Cleaning your trailer isn’t a glorious job, but it’s a necessity. Cleaning keeps trailers looking great and extends their lifespan. Most of the supplies you’ll need are available at the local auto parts stores. Chrome wheel polishing kits, Armor-All, and brushes and sponges that won’t damage the exterior finish can all be picked up relatively inexpensively.
The most difficult part of routine cleaning can be execution. At the end of every trip, it’s important to remove manure, wet bedding and dropped feed. Even if you don’t have time to sweep the entire floor, clean out wet spots and manure. Soiled bedding and manure can contribute to a weakened floor over time. Keep a muck bucket in the trailer or store a wheelbarrow near to your trailer storage area to make it quick and easy to clean up at the end of a trip.
If weather permits, hose out the trailer to remove urine, which can deteriorate wood or aluminum floors.
Trailers with separate tack rooms and living quarters will require additional cleaning for those spaces. The cleaning tips offered below are for the horse compartment of the trailer.
The first step is to remove everything. Take out hay bags, extra shavings, tool boxes, etc. That includes any items stored in a gooseneck space that is not partitioned off with a wall.
Sweep the floor and remove the mats. Brad Heath of Double D Trailers in North Carolina recommended mixing one part bleach with 10 parts water and applying it to every flat surface to disinfect.
“Pay close attention to the cracks where the floor meets the wall, joints at doors and other spots where your trailer tends to accumulate debris,” he said.
Let the cleaner stand for at least 10 minutes so that it has time to kill any bacteria. While the cleaner sets, move on to the floor mats. Scrub each mat starting at the top left corner and moving to the bottom right corner, he said. Having that pattern will ensure that you clean each mat thoroughly.

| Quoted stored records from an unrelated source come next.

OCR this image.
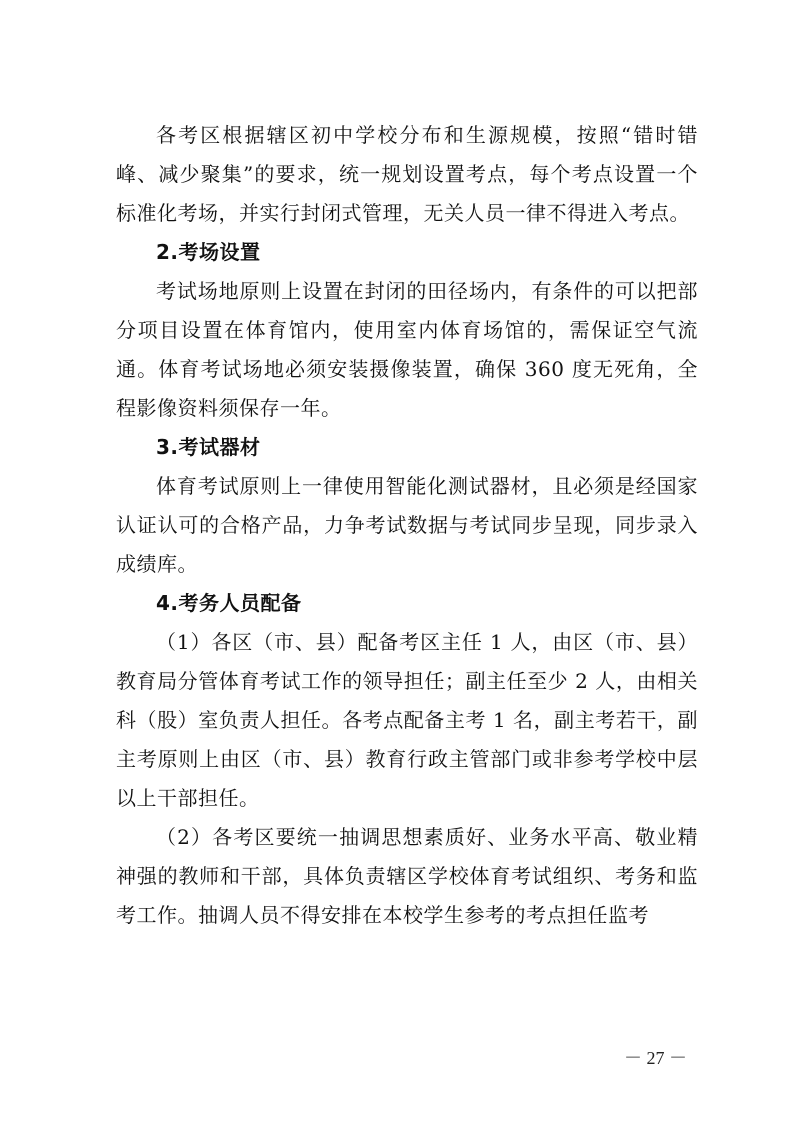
各考区根据辖区初中学校分布和生源规模，按照“错时错峰、减少聚集”的要求，统一规划设置考点，每个考点设置一个标准化考场，并实行封闭式管理，无关人员一律不得进入考点。

2.考场设置

考试场地原则上设置在封闭的田径场内，有条件的可以把部分项目设置在体育馆内，使用室内体育场馆的，需保证空气流通。体育考试场地必须安装摄像装置，确保 360 度无死角，全程影像资料须保存一年。

3.考试器材

体育考试原则上一律使用智能化测试器材，且必须是经国家认证认可的合格产品，力争考试数据与考试同步呈现，同步录入成绩库。

4.考务人员配备

（1）各区（市、县）配备考区主任 1 人，由区（市、县）教育局分管体育考试工作的领导担任；副主任至少 2 人，由相关科（股）室负责人担任。各考点配备主考 1 名，副主考若干，副主考原则上由区（市、县）教育行政主管部门或非参考学校中层以上干部担任。

（2）各考区要统一抽调思想素质好、业务水平高、敬业精神强的教师和干部，具体负责辖区学校体育考试组织、考务和监考工作。抽调人员不得安排在本校学生参考的考点担任监考

－ 27 －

Once the cleaner has set on the interior of the trailer, slightly raise the front end or park on a hill so that it drains out the back, Heath said. Use a hose with a steady pressure nozzle or a power washer to rinse. Follow the same process on the mats.
Allow the trailer to dry completely prior to restocking. Once the trailer is dry, inside and out, Heath recommended sprinkling a layer of baking soda on the floor prior to replacing the mats. “This acts as an anti-acidic and helps neutralize your horse’s urine so it doesn’t do as much damage to your trailer floor,” he said.
Don’t forget the outside of your trailer when you are cleaning. Washing and waxing the exterior once or twice a year extends the trailer’s longevity. A thorough exterior cleaning also gives you a chance to inspect hinges, latches, window frames and other components for wear and tear.
Keeping your trailer clean will not only make you feel better about the care you are taking of your horses, but it will lengthen the life of your horse trailer. Pay attention to flooring and hinges/latches to ensure they are working properly.